Encantamento
É a primeira
emoção que inunda a sensibilidade de quem vê, pela primeira vez, a ilha. Vindo
de fora, a ilha induz, na percepção do forasteiro, o encanto. Rompida a bruma
pelo avião, só os olhos comunicam com a ilha, só eles interagem com os
contornos e as cores que a ilha, qual mestre do oculto, permite à observação.
Imagina-se, então, os que se aproximam de barco, para quem a ilha surge como um
sonho flutuando que esgaça as neblinas. Porque, para um ilhéu, a ilha sempre
flutua suspensa no tempo.
Actualmente a
ilha começa sempre por ser uma, ou várias, fotografias coloridas com bons
ângulos, de boas perspectivas, em bonitos dias. O papel da impressão da revista
também ilude. A projecção do sonho está feita. Parte-se do sonho para o
encantamento. E o primeiro contacto, aquele que impressiona, é encantamento.
Pôr os pés na ilha, a sempre encantada, é a concretização do sonho.
A ilha é
sempre um local idílico. Recolhido o fruto da primeira impressão, é com ele que
o forasteiro caminha na ilha. Mas caminha entre realidades vividas cuja
absorção escapa à gravação na película da primeira impressão. Há uma barreira
transparente que inibe a percepção real por aquele que foi tocado pelo
encantamento. E essa barreira é muito mais contundente nos dias solarengos do
que nos dias brumosos das ilhas. O forasteiro, todo aquele que chega vindo de além-mar,
passeia-se entre as pessoas e paisagens, construções e animais. Passeia-se
usufruindo do clamor dos seus sentidos, atendendo, assim, muito pouco aos
pontos que, ligados entre si, lhe dariam a composição da realidade, que
substituirá a alheia. O forasteiro cruza-se com outras pessoas, alguns
forasteiros e outros, mais, ilhéus. Mas com estes cruza-se como se fluíssem em
planos diferentes. O ilhéu mostrar-se-á sempre com um sorriso anódino, ou um
semblante natural e candidamente cerrado. Não deixará transparecer, de forma a
que seja perceptível por forasteiros, emoções ou esgares. São foro interno. Se
a teoria dos mundos paralelos tivesse demonstração, ter-se-ia de começar esse
exercício pela ilha. O forasteiro vê os limites físicos da ilha, nos alcantilados
ou nas praias, em horizontes de flutuação. Nunca se apercebe do que limita o
ilhéu. Vagueia pela ilha, o forasteiro, prendendo em película, hodiernamente
mais em pixéis, pedaços da sua concepção de ilha. Só pedaços. O alcance da sua perspectiva,
empolada pelo encantamento inicial, é sempre impotente para abarcar tudo o que
os seus sentidos, globalmente, apreendem. Cores, contrastes, colapsos,
recônditos e muitos pormenores que há muito perderam o interesse dos ilhéus.

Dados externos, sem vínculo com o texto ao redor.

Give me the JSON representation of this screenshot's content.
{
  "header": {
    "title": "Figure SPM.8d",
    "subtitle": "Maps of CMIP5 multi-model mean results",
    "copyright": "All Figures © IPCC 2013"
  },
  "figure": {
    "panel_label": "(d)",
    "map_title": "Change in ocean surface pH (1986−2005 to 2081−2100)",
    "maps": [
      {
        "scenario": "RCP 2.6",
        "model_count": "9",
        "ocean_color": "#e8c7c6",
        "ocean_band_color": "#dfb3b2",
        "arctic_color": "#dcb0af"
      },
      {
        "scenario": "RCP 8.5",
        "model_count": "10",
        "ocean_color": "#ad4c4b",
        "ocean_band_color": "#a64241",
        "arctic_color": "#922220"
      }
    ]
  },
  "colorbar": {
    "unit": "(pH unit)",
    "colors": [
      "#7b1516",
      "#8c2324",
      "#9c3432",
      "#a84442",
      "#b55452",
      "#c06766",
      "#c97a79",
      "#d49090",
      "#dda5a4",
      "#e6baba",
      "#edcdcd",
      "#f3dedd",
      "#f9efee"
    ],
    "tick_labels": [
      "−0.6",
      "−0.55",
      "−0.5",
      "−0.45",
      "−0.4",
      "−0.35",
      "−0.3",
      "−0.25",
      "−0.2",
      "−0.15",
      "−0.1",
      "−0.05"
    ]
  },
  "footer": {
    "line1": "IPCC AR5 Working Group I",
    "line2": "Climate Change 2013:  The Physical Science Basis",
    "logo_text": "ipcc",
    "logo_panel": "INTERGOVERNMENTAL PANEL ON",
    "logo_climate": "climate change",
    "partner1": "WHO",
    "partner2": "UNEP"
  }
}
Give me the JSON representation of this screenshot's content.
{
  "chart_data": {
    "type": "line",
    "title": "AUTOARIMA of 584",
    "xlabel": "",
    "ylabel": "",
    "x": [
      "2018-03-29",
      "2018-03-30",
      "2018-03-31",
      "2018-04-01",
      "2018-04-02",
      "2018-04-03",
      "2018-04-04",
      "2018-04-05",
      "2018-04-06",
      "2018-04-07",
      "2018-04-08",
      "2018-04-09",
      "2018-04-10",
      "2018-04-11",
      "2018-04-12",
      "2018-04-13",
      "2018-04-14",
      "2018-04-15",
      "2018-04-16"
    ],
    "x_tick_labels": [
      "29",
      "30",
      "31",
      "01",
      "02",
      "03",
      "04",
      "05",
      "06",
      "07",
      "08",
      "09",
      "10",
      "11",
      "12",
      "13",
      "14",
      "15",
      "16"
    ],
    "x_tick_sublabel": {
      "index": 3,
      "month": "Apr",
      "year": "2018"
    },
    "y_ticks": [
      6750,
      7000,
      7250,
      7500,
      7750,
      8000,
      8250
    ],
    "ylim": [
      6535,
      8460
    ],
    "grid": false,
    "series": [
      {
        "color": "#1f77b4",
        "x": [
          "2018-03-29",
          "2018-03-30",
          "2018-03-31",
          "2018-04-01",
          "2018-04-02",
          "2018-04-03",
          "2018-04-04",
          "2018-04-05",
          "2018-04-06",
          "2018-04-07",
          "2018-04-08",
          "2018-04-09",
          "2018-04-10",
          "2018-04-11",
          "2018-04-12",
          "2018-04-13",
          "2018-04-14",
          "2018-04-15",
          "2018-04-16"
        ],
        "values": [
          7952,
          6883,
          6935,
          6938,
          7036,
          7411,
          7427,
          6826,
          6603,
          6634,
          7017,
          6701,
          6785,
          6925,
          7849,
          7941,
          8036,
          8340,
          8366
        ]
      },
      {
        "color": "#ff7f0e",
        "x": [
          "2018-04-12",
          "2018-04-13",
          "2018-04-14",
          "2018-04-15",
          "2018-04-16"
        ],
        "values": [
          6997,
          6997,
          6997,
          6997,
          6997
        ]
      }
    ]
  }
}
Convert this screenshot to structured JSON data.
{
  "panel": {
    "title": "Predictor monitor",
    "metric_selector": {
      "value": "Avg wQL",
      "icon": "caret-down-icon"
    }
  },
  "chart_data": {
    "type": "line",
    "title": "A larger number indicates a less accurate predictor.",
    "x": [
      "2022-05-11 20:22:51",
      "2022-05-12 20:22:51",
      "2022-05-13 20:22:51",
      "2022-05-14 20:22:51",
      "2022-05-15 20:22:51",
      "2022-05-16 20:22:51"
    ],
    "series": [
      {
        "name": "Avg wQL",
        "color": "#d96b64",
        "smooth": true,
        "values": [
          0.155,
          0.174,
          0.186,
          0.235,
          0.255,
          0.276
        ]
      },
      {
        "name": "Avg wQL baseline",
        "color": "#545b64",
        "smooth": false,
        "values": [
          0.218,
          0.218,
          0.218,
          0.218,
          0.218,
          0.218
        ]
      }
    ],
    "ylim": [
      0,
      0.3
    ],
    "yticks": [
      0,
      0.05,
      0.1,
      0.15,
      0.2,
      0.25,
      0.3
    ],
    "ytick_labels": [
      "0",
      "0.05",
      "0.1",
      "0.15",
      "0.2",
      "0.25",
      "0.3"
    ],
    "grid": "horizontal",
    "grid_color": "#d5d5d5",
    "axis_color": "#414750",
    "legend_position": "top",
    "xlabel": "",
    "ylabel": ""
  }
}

Captam ali, além, mas sempre o que lhes motiva o idílico. As pessoas,
abstraindo os próprios, não constam das fotografias porque não se coadunam com
o entendimento do idílico pelo forasteiro. As paisagens e os animais, sim. O
forasteiro consumirá o seu tempo de estadia sem se aperceber da realidade da
vivência do ilhéu. Este tudo fará para que o forasteiro, se resuma à paisagem,
se embriague de beleza e de ténue, sem que possa estabelecer contacto com toda
a dramatologia insular. De forma estranha, também o, reduzido, contacto que
estabelecem, forçosamente, entre eles, flutua, tal qual a ilha, esgaçando as neblinas.
Uma aberta nunca corresponde a um solarengo duradoiro. E tudo o que, ao
forasteiro, é permitido observar se passa sempre entre neblinas, dependendo da
sorte a oportunidade de uma boa observação.
O forasteiro
retornará, encantado, num avião que romperá as brumas para atingir a limpidez
das alturas. Regressa encantado para mergulhar no desencanto das rotinas da sua
vida, tentando não esquecer que, durante o tempo de uma semana, ou duas, viveu
um encanto.
Os forasteiros
que vão restando por mais tempo têm a oportunidade de, muito lentamente, saírem
do encantatório e viverem a rotina das suas vidas. Diluem-se no seio das brumas
com os demais ilhéus com que se fundem.